Disclamer: I'm a total network noob. I'm setting up a home network. I have a small cheap gigabit switch (D-Link dlinkgo GO-SW-8G). I've placed it in a central(ish) location in my apartment and have cat5e cables laid in all the rooms. In one particular room I'm getting an orange light on the switch port when I connect it to the computer and it gives me a 100mpbs connection. The cable is almost 20 meters long. The other rooms seem to be getting the expected gigabit connection.
Now here is my question, am I hitting some cable length limit?

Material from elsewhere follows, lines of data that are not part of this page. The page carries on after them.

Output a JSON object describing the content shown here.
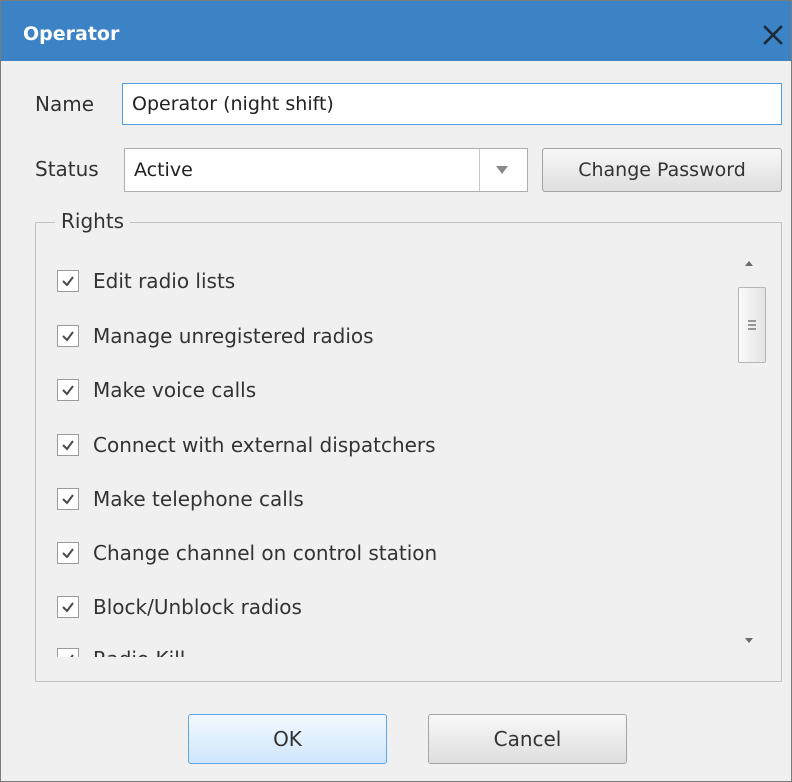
{
  "window": {
    "title": "Operator",
    "close_icon": "close-icon",
    "titlebar_color": "#3c83c6"
  },
  "form": {
    "name_label": "Name",
    "name_value": "Operator (night shift)",
    "status_label": "Status",
    "status_value": "Active",
    "change_password_label": "Change Password"
  },
  "rights": {
    "legend": "Rights",
    "items": [
      {
        "label": "Edit radio lists",
        "checked": true
      },
      {
        "label": "Manage unregistered radios",
        "checked": true
      },
      {
        "label": "Make voice calls",
        "checked": true
      },
      {
        "label": "Connect with external dispatchers",
        "checked": true
      },
      {
        "label": "Make telephone calls",
        "checked": true
      },
      {
        "label": "Change channel on control station",
        "checked": true
      },
      {
        "label": "Block/Unblock radios",
        "checked": true
      },
      {
        "label": "Radio Kill",
        "checked": true
      }
    ]
  },
  "buttons": {
    "ok_label": "OK",
    "cancel_label": "Cancel",
    "ok_accent": "#5aa8e8"
  }
}
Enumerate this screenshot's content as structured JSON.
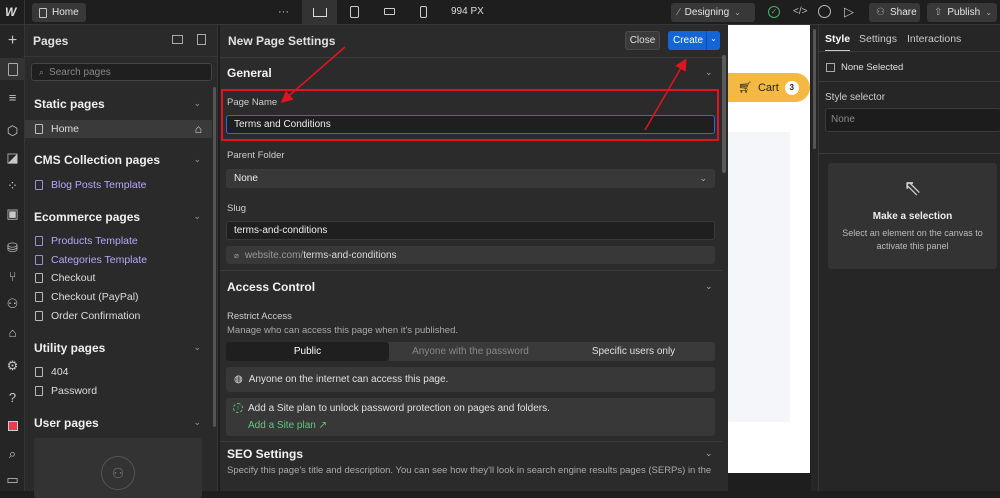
{
  "topbar": {
    "page": "Home",
    "more": "···",
    "width": "994 PX",
    "mode": "Designing",
    "share": "Share",
    "publish": "Publish"
  },
  "pages": {
    "title": "Pages",
    "search_placeholder": "Search pages",
    "sections": {
      "static": "Static pages",
      "cms": "CMS Collection pages",
      "ecommerce": "Ecommerce pages",
      "utility": "Utility pages",
      "user": "User pages"
    },
    "static_items": [
      "Home"
    ],
    "cms_items": [
      "Blog Posts Template"
    ],
    "ecommerce_items": [
      "Products Template",
      "Categories Template",
      "Checkout",
      "Checkout (PayPal)",
      "Order Confirmation"
    ],
    "utility_items": [
      "404",
      "Password"
    ]
  },
  "modal": {
    "title": "New Page Settings",
    "close": "Close",
    "create": "Create",
    "general": "General",
    "page_name_label": "Page Name",
    "page_name": "Terms and Conditions",
    "parent_label": "Parent Folder",
    "parent_value": "None",
    "slug_label": "Slug",
    "slug": "terms-and-conditions",
    "url_prefix": "website.com/",
    "url_slug": "terms-and-conditions",
    "access": "Access Control",
    "restrict": "Restrict Access",
    "restrict_desc": "Manage who can access this page when it's published.",
    "options": [
      "Public",
      "Anyone with the password",
      "Specific users only"
    ],
    "public_info": "Anyone on the internet can access this page.",
    "plan_info": "Add a Site plan to unlock password protection on pages and folders.",
    "plan_link": "Add a Site plan ↗",
    "seo": "SEO Settings",
    "seo_desc": "Specify this page's title and description. You can see how they'll look in search engine results pages (SERPs) in the"
  },
  "canvas": {
    "cart": "Cart",
    "cart_count": "3"
  },
  "right": {
    "tabs": [
      "Style",
      "Settings",
      "Interactions"
    ],
    "none_selected": "None Selected",
    "selector_label": "Style selector",
    "selector_placeholder": "None",
    "empty_title": "Make a selection",
    "empty_desc": "Select an element on the canvas to activate this panel"
  },
  "colors": {
    "accent": "#1466d6",
    "annotation": "#e0141e",
    "cart": "#f4b942",
    "template": "#b9a6ff",
    "link": "#5fc97e"
  }
}
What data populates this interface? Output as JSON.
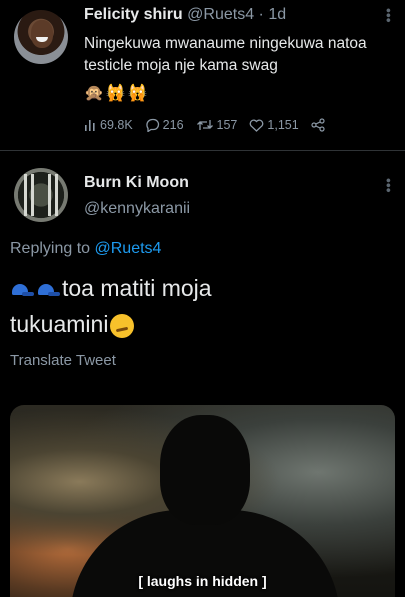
{
  "original_tweet": {
    "name": "Felicity shiru",
    "handle": "@Ruets4",
    "time": "· 1d",
    "text": "Ningekuwa mwanaume ningekuwa natoa testicle moja nje kama swag",
    "emojis": "🙊🙀🙀",
    "stats": {
      "views": "69.8K",
      "replies": "216",
      "retweets": "157",
      "likes": "1,151"
    }
  },
  "reply_tweet": {
    "name": "Burn Ki Moon",
    "handle": "@kennykaranii",
    "replying_prefix": "Replying to",
    "replying_to": "@Ruets4",
    "text_part1": "toa matiti moja",
    "text_part2": "tukuamini",
    "translate_label": "Translate Tweet"
  },
  "media": {
    "caption": "[ laughs in hidden ]"
  },
  "icons": [
    "views-icon",
    "reply-icon",
    "retweet-icon",
    "like-icon",
    "share-icon",
    "more-icon",
    "cap-emoji-icon",
    "smirk-emoji-icon"
  ]
}
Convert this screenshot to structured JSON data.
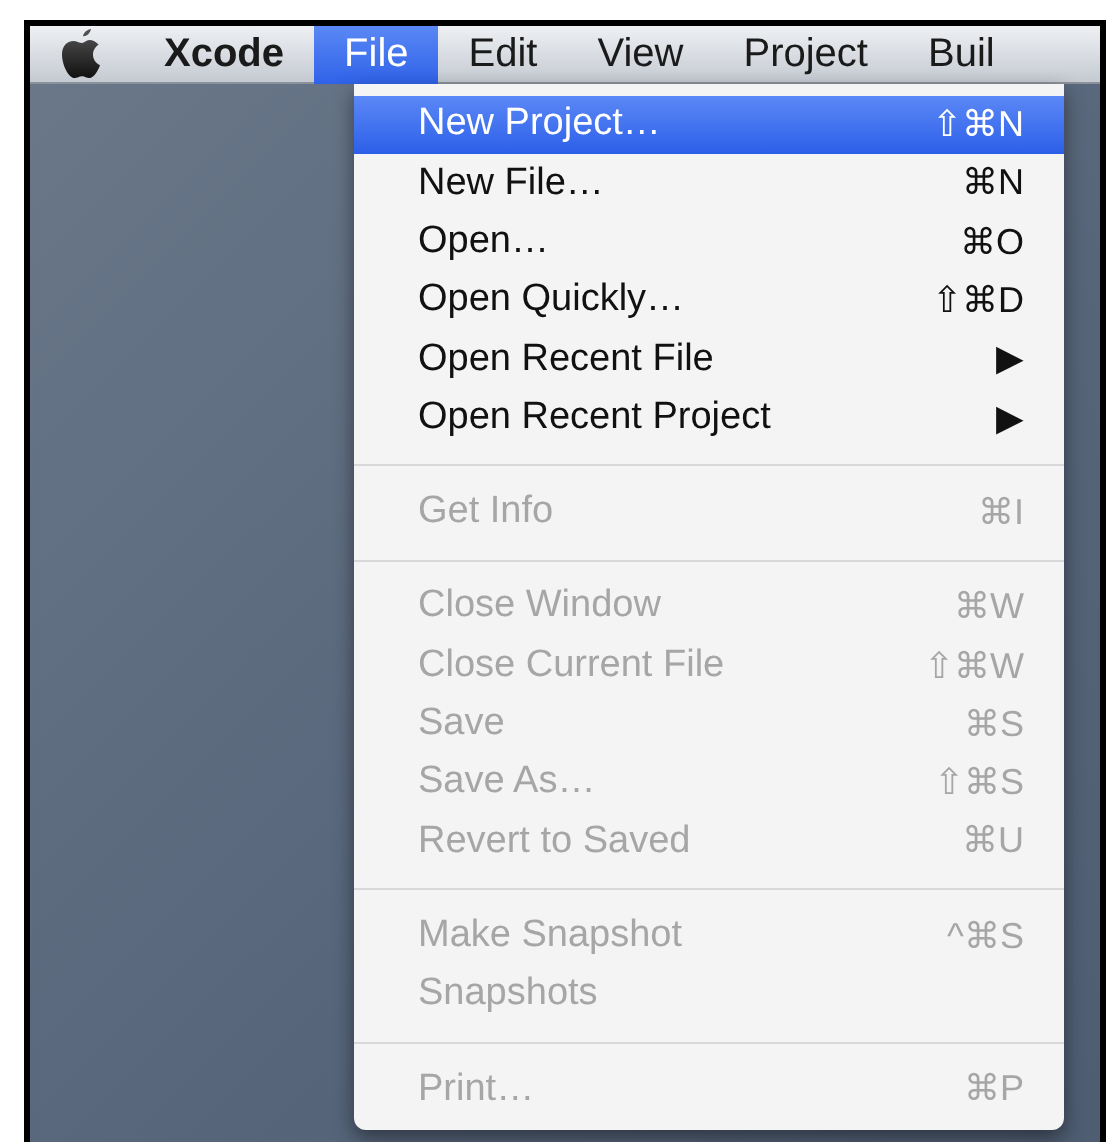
{
  "menu_bar": [
    {
      "label": "Xcode",
      "kind": "app",
      "selected": false
    },
    {
      "label": "File",
      "kind": "menu",
      "selected": true
    },
    {
      "label": "Edit",
      "kind": "menu",
      "selected": false
    },
    {
      "label": "View",
      "kind": "menu",
      "selected": false
    },
    {
      "label": "Project",
      "kind": "menu",
      "selected": false
    },
    {
      "label": "Buil",
      "kind": "menu",
      "selected": false
    }
  ],
  "menu": {
    "groups": [
      [
        {
          "label": "New Project…",
          "shortcut": "⇧⌘N",
          "selected": true,
          "disabled": false
        },
        {
          "label": "New File…",
          "shortcut": "⌘N",
          "selected": false,
          "disabled": false
        },
        {
          "label": "Open…",
          "shortcut": "⌘O",
          "selected": false,
          "disabled": false
        },
        {
          "label": "Open Quickly…",
          "shortcut": "⇧⌘D",
          "selected": false,
          "disabled": false
        },
        {
          "label": "Open Recent File",
          "shortcut": "▶",
          "selected": false,
          "disabled": false
        },
        {
          "label": "Open Recent Project",
          "shortcut": "▶",
          "selected": false,
          "disabled": false
        }
      ],
      [
        {
          "label": "Get Info",
          "shortcut": "⌘I",
          "selected": false,
          "disabled": true
        }
      ],
      [
        {
          "label": "Close Window",
          "shortcut": "⌘W",
          "selected": false,
          "disabled": true
        },
        {
          "label": "Close Current File",
          "shortcut": "⇧⌘W",
          "selected": false,
          "disabled": true
        },
        {
          "label": "Save",
          "shortcut": "⌘S",
          "selected": false,
          "disabled": true
        },
        {
          "label": "Save As…",
          "shortcut": "⇧⌘S",
          "selected": false,
          "disabled": true
        },
        {
          "label": "Revert to Saved",
          "shortcut": "⌘U",
          "selected": false,
          "disabled": true
        }
      ],
      [
        {
          "label": "Make Snapshot",
          "shortcut": "^⌘S",
          "selected": false,
          "disabled": true
        },
        {
          "label": "Snapshots",
          "selected": false,
          "disabled": true
        }
      ],
      [
        {
          "label": "Print…",
          "shortcut": "⌘P",
          "selected": false,
          "disabled": true
        }
      ]
    ]
  }
}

Although I tried to dig around and read that cat5e should be fine at a length of ~20 meters (in fact they should be fine for ~100 meters, if I did my research correct).
Frankly, I suspect the problem is in the switch, however before I go and spend a bunch of money on a new switch, I would want to make sure that's the issue (also in case the issue is in the switch, could you perhaps recommend a switch, or at least what I should look for when choosing one). Your help is much appreciated.
Edit: Some additional info (which could be helpful?) - the port on the switch blinks orange for this particular room and green for the rest.
71 Answer
- Make sure the computer you're connecting actually supports 1 Gbps Ethernet.
- Try to swap cables with another switch port. If the port is at fault, you'll get only 100 Mbps on it no matter what the cable length is and what's connected on the other end. If other ports give you only 100 Mbps with this cable, then the switch is probably fine.
- Try to connect two computers directly with this long cable, without a switch. Set static IP addresses on both. Make sure both use the same network mask. On Computer 2 set Computer 1's IP as default gateway. Computer 2 should be able to ping Computer 1. Check if the connection runs at 1 Gbps. If not, it's a faulty cable.